The book looks at that document as a sort of smoking gun, too. I think the simplest explanation is that Kulle didn't think the SS thing was a big deal, just a technicality he had to work around to get into the US, and that OPRF (our high school where he worked) didn't really know much about it either. It wasn't unusual for someone to have contemporaneous German documentation --- especially in Chicago, which was a hub for post-war immigration. Gross-Rosen in particular was not well known, even into the 1980s --- the centerpiece of the book is a sort of courtroom drama wherein Kulle's lawyer attempts to convince a judge that there wasn't much of anything untoward about the camp at all.
So the short answer is probably that nobody looked too carefully at Kulle's documentation when he signed on to a low-level janitor's job at a high school.
It's slightly more sinister than that. If you had to be a member of a Nazi organization to get ahead or get the government off your back because you might be viewed as politically unreliable the SS was a common choice. Members would do some paramilitary exercises now and then and be otherwise left alone. For things like Einsatzgruppe or Totenkopf you had to volunteer. The guy knew that well enough.

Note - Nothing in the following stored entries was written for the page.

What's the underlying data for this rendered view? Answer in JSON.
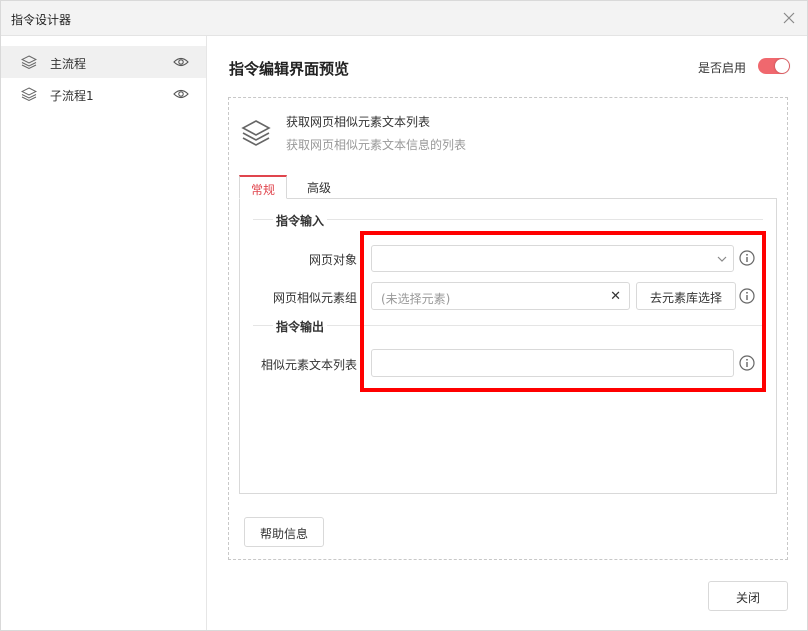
{
  "window": {
    "title": "指令设计器"
  },
  "sidebar": {
    "items": [
      {
        "label": "主流程"
      },
      {
        "label": "子流程1"
      }
    ]
  },
  "header": {
    "title": "指令编辑界面预览",
    "enable_label": "是否启用",
    "enabled": true
  },
  "command": {
    "name": "获取网页相似元素文本列表",
    "description": "获取网页相似元素文本信息的列表"
  },
  "tabs": [
    {
      "label": "常规",
      "active": true
    },
    {
      "label": "高级",
      "active": false
    }
  ],
  "sections": {
    "input_title": "指令输入",
    "output_title": "指令输出"
  },
  "fields": {
    "web_object": {
      "label": "网页对象",
      "value": ""
    },
    "similar_group": {
      "label": "网页相似元素组",
      "placeholder": "(未选择元素)",
      "button": "去元素库选择"
    },
    "text_list": {
      "label": "相似元素文本列表",
      "value": ""
    }
  },
  "buttons": {
    "help": "帮助信息",
    "close": "关闭"
  },
  "colors": {
    "accent": "#e0454d",
    "toggle_on": "#f0686e",
    "highlight": "#ff0000"
  }
}
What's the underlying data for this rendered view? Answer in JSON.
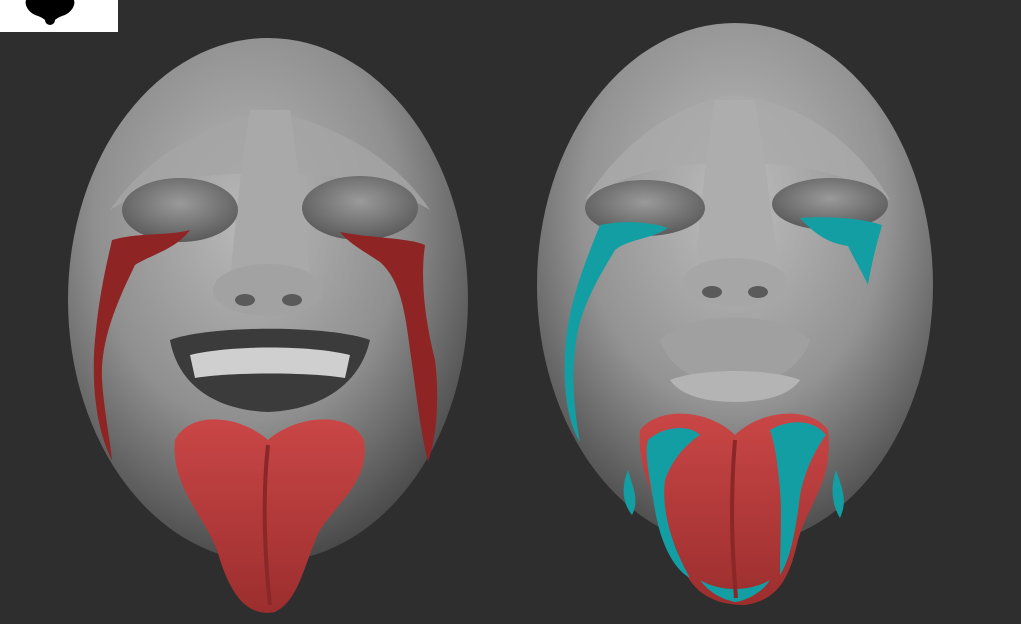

Yes. Also: that's common knowledge now, but probably wasn't in 1959 (certainly the distinction wasn't apparent in newspaper articles of the time). I don't think it was crazy for OPRF to assume, regardless of any documentation Kulle provided when he was hired, that he'd been vetted at immigration, and wasn't a war criminal. Of course, it was crazy for administrators to come to his defense in 1983 when the details were flushed out! But the village as a whole appears to have wanted him gone.